Instead of telling children with hyperactivity and attention problems to sit still, perhaps we should encourage them to wriggle at will, according to a new study of children with attention deficit hyperactivity disorder, or A.D.H.D. The study, in Child Neuropsychology, found that children with A.D.H.D. concentrate much better when they fidget than when they don’t.
Hyperactivity is, of course, one of the defining symptoms of attention deficit hyperactivity disorder. It is in the disorder’s name and is usually the first symptom that parents, teachers and others notice. Most of us may be unable to gauge precisely how well a child concentrates. But we can tell if he or she can — or cannot — stay still.
But the relationship between hyperactivity and children’s concentration problems has been less clear. Does their hyperactivity intensify the attention deficit? Are the two problems — hyperactivity and attention deficits — unrelated except that they happen to occur together? Or could hyperactivity play some other role in the thinking and behavior of children with attention problems, possibly even a beneficial one?
Those questions intrigued Julie Schweitzer, a professor of psychiatry and behavioral sciences at the MIND Institute at the University of California, Davis, and her colleagues.
Past studies had suggested that children with A.D.H.D. concentrate better and improve academically if they are physically active during the school day. But that research had focused primarily on how to re-channel the children’s hyperactivity.
Dr. Schweitzer, who treats many children with A.D.H.D., had begun to wonder whether that emphasis was misplaced. Perhaps experiments should look into why the children were so hyperactive in the first place.
To find out, she and her colleagues gathered 26 boys and girls between the ages of 10 and 17 who had a diagnosis of A.D.H.D.; the researchers independently confirmed the diagnosis. Then they recruited an additional 18 children without A.D.H.D.
All of the children visited the group’s lab and were outfitted with an unobtrusive activity monitor on one ankle that could track how often and how intensely the children bobbled their leg, which is a good marker of fidgeting.
Then the scientists had the children complete a simple computerized test of attention and cognitive control, during which they had to note the direction an arrow was pointing and push a key showing that direction. The arrow in question was flanked by other arrows, which sometimes pointed in the same direction as the primary arrow and sometimes did not.
The children were told to respond as quickly as possible to the test, punching the proper key as soon as the arrows appeared on screen.
Then they repeated that same test more than 200 times in rapid succession, while the arrows shifted directions and each child’s ability to concentrate was sorely strained.
Afterward, the scientists compared the accuracy of the children’s responses during each of the more than 200 trials with the corresponding data from the activity monitors. In effect, they were examining how much and how intensely each child fidgeted every time they punched the key to indicate the arrow’s direction.
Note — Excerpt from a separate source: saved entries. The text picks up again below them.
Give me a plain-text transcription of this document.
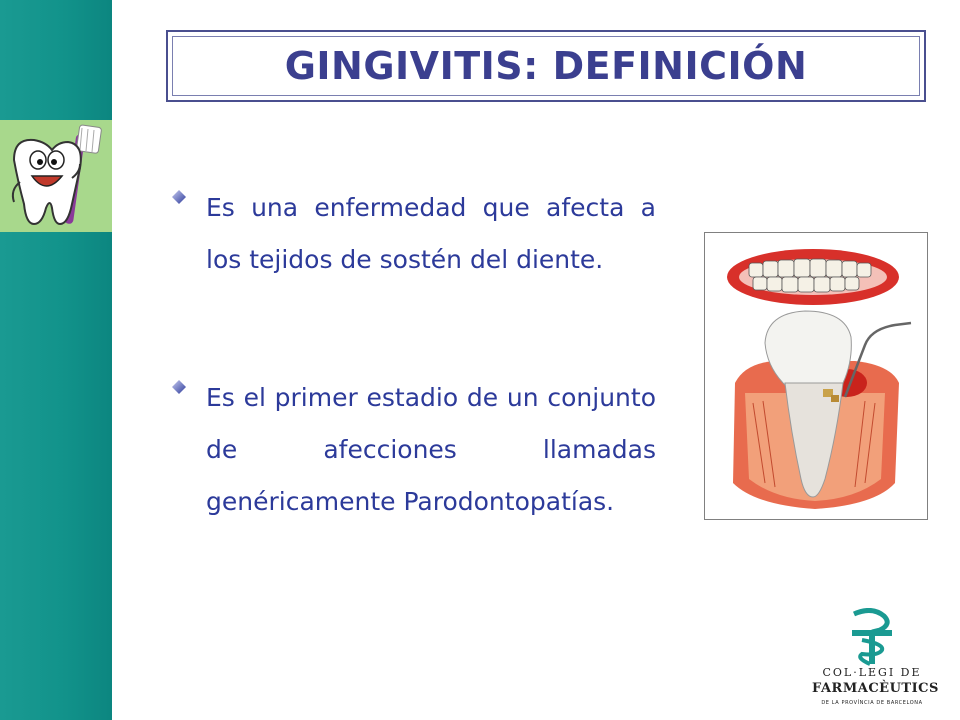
GINGIVITIS: DEFINICIÓN
Es una enfermedad que afecta a los tejidos de sostén del diente.
Es el primer estadio de un conjunto de afecciones llamadas genéricamente Parodontopatías.
COL·LEGI DE
FARMACÈUTICS
DE LA PROVÍNCIA DE BARCELONA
They found that the more intensely that the children with A.D.H.D. wiggled and fidgeted — the more ferociously they bobbled their legs — the more accurate their answers were. When these children were relatively still, their responses were much more likely to be wrong, indicating that they had had trouble concentrating then.
Meanwhile, fidgeting had played no discernible role, positive or negative, in the performance of the children without A.D.H.D., most of whom didn’t fidget much anyway.
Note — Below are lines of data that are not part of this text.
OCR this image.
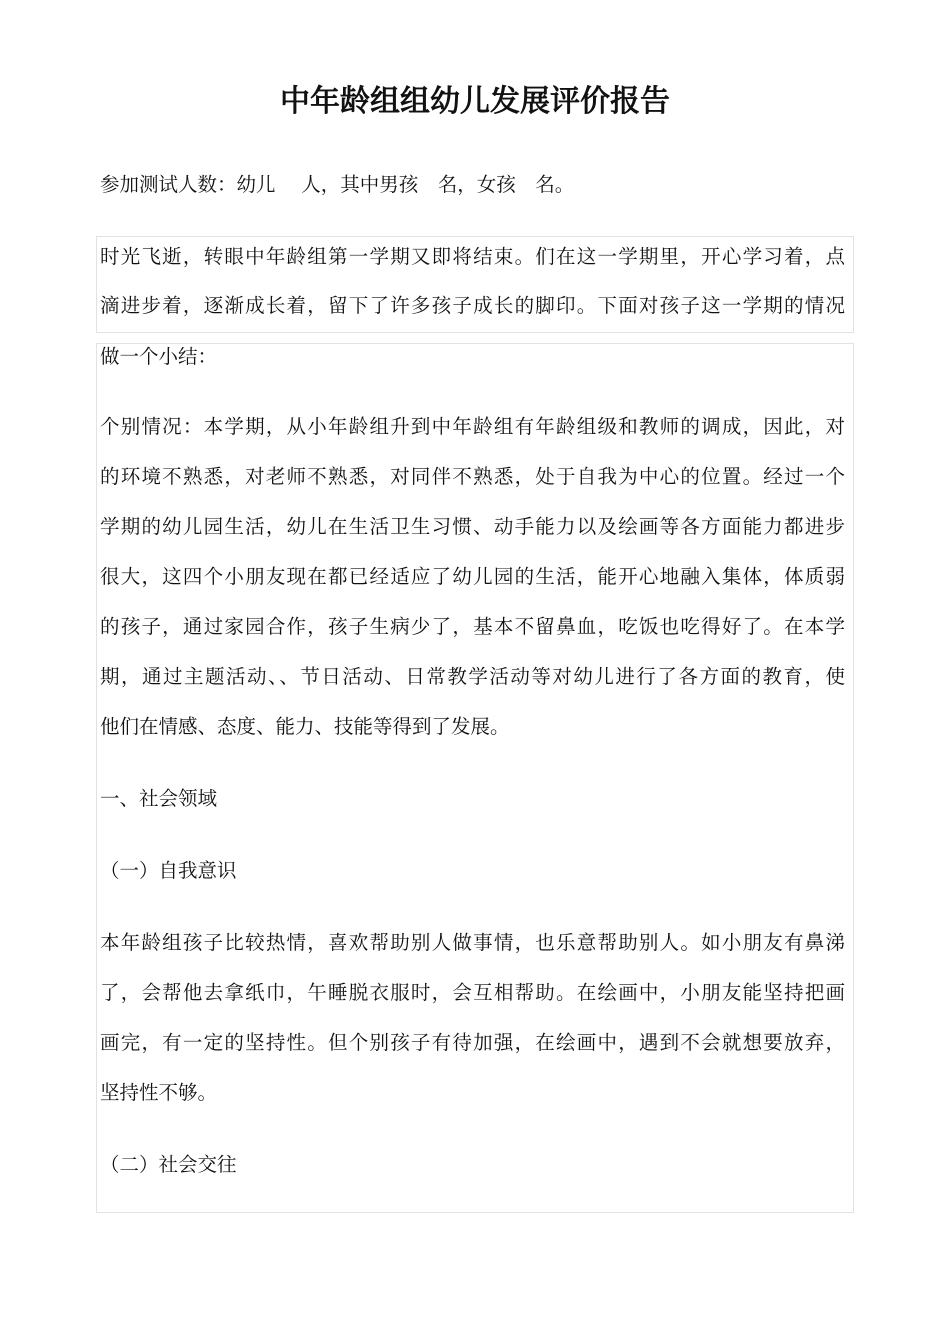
中年龄组组幼儿发展评价报告

参加测试人数：幼儿　 人，其中男孩　名，女孩　名。

时光飞逝，转眼中年龄组第一学期又即将结束。们在这一学期里，开心学习着，点

滴进步着，逐渐成长着，留下了许多孩子成长的脚印。下面对孩子这一学期的情况

做一个小结：

个别情况：本学期，从小年龄组升到中年龄组有年龄组级和教师的调成，因此，对

的环境不熟悉，对老师不熟悉，对同伴不熟悉，处于自我为中心的位置。经过一个

学期的幼儿园生活，幼儿在生活卫生习惯、动手能力以及绘画等各方面能力都进步

很大，这四个小朋友现在都已经适应了幼儿园的生活，能开心地融入集体，体质弱

的孩子，通过家园合作，孩子生病少了，基本不留鼻血，吃饭也吃得好了。在本学

期，通过主题活动、、节日活动、日常教学活动等对幼儿进行了各方面的教育，使

他们在情感、态度、能力、技能等得到了发展。

一、社会领域

（一）自我意识

本年龄组孩子比较热情，喜欢帮助别人做事情，也乐意帮助别人。如小朋友有鼻涕

了，会帮他去拿纸巾，午睡脱衣服时，会互相帮助。在绘画中，小朋友能坚持把画

画完，有一定的坚持性。但个别孩子有待加强，在绘画中，遇到不会就想要放弃，

坚持性不够。

（二）社会交往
These results suggest that hyperactivity is fundamentally beneficial for children with attention deficits, Dr. Schweitzer said, and probably developed to help them cope with their inability otherwise to focus.
“Hyperactivity appears to be a mechanism for cognitive self-regulation,” she said. In other words, children with A.D.H.D. may be hyperactive because the physical restlessness helps them to sharpen their mental control.
Dr. Schweitzer speculated that this constant movement probably increases mental arousal for children with A.D.H.D., much as stimulant drugs do. (Most of the children with A.D.H.D. in this experiment were taking such medications.)
Of course, this was a small, short-term study, involving only one type of cognitive test.
But its message seems straightforward, if unsettling, for weary parents and teachers who must deal with hyperactive children: let them squirm and fidget and bounce and jiggle and generally maintain that constant, disconcerting restiveness, if you want them also to be better able to concentrate.
The accommodations can be fairly discrete. Maybe install elastic bands beneath children’s desks, Dr. Schweitzer suggested, so that they can pull and play with them in a way that shouldn’t bother other children. Or use yoga balls as chairs, so the children can bounce. Even encouraging them to stand more often may help.
“I know it’s difficult to accommodate hyperactivity,” Dr. Schweitzer said, but it may really help children whose fidgeting bodies seem to contribute to calmer, more focused brains.